Wenn zehnjährige Kinder sowas sagen, dann passt was nicht. Dann ist irgendwas schief. Wenn Kinder Angst haben, nicht an ihrer Schule angenommen zu werden. Wenn Kindern durch eine Schulempfehlung Angst gemacht wird, dass sie an der falschen Schule sind. Oder anderen den Platz weggenommen haben. Dann wird es auch seltsam. Bitte nicht falsch verstehen: Es gibt auch Kinder, die keine Gymnasialempfehlung haben, und plötzlich in der fünften Klasse brillieren. Weil es dann passt.

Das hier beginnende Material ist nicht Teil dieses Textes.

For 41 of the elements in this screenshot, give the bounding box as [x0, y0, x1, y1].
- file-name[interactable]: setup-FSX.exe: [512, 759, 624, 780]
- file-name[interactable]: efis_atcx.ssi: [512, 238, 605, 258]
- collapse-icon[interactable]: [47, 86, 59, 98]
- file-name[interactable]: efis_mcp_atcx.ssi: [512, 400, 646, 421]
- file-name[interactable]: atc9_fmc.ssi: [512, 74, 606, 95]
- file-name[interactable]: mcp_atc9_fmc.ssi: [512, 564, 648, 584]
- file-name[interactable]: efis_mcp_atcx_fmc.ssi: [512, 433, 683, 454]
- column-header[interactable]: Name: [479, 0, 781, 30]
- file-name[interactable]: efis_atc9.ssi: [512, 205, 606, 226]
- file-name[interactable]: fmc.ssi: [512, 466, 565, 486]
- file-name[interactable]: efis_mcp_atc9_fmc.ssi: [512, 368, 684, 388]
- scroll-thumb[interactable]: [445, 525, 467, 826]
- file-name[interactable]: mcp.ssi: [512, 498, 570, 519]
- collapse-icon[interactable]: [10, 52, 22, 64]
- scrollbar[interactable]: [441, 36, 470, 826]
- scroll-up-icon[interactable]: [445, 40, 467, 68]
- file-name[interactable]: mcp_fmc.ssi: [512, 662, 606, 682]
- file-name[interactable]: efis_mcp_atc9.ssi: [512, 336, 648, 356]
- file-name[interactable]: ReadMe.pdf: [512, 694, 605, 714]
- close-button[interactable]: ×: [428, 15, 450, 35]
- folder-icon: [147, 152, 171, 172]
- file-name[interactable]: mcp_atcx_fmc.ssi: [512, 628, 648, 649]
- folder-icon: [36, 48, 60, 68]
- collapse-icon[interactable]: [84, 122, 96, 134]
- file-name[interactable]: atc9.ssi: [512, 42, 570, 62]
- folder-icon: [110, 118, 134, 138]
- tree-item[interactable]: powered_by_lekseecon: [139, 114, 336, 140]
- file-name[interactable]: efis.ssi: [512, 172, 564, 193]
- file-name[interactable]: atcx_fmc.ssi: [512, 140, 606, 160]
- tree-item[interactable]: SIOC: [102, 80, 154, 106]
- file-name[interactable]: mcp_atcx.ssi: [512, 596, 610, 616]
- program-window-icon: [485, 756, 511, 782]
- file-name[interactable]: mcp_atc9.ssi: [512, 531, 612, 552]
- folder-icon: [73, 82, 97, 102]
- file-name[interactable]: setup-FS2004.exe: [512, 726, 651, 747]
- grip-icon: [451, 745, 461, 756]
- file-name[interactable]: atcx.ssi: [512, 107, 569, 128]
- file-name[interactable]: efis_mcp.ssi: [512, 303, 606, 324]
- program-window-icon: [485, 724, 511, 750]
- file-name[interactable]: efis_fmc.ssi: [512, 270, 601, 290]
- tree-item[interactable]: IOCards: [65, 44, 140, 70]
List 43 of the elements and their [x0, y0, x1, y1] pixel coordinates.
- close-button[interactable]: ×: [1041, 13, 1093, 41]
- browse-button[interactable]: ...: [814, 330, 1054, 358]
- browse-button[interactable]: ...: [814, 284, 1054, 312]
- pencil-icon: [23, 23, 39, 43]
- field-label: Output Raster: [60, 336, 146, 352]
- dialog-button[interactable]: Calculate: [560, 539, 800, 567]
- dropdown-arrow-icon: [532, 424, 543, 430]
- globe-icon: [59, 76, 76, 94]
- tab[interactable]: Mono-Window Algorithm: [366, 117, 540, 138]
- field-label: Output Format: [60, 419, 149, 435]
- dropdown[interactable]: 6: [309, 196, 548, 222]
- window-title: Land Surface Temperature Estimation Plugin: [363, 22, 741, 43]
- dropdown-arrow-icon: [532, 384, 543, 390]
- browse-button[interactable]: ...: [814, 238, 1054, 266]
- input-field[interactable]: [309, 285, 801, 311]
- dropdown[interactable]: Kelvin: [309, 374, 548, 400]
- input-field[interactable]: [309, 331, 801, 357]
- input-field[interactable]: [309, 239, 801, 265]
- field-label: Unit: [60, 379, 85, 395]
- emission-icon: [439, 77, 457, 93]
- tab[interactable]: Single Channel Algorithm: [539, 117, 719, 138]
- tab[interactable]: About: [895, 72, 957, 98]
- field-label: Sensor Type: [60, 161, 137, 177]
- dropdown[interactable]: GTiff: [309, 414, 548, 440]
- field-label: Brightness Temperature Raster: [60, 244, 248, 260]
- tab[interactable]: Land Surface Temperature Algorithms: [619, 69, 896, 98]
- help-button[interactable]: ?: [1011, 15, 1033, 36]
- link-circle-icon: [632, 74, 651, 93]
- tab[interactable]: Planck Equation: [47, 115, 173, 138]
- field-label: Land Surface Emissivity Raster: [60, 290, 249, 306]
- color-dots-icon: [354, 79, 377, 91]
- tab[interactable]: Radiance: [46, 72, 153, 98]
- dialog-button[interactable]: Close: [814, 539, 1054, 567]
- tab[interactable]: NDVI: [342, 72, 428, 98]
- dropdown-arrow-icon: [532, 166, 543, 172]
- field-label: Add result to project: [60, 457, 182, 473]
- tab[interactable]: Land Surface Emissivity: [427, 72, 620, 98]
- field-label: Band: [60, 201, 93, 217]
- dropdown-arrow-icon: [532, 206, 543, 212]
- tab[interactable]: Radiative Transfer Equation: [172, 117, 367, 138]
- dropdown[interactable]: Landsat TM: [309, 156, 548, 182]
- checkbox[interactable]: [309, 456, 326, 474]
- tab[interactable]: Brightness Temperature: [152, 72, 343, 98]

Aber wenn Kinder auf dem Schulhof aufhören zu reden, "lass mal schnell das Thema wechseln", weil ein Kind zu ihnen gelaufen kommt, das keinen Platz auf seiner Wunschschule bekommen hat. Weil sie Angst haben, dass das Kind gleich weint, wenn sie von der neuen Schule erzählen. Dann ist es nicht nur seltsam. Dann ist das eine unnötige und vermeidbare Belastung für die Kinder.
Das Bildungsministerium teilte auf Anfrage von NDR Schleswig-Holstein mit: „Am Ende wird allen Kindern, die ein Gymnasium besuchen wollen, ein Platz an einem Gymnasium gesichert sein". Nur wie lange die Kinder dafür fahren müssen, und ob sie dann ganz allein dort sind, ohne ihre Freunde aus der Nachbarschaft, das spielt dann keine Rolle mehr.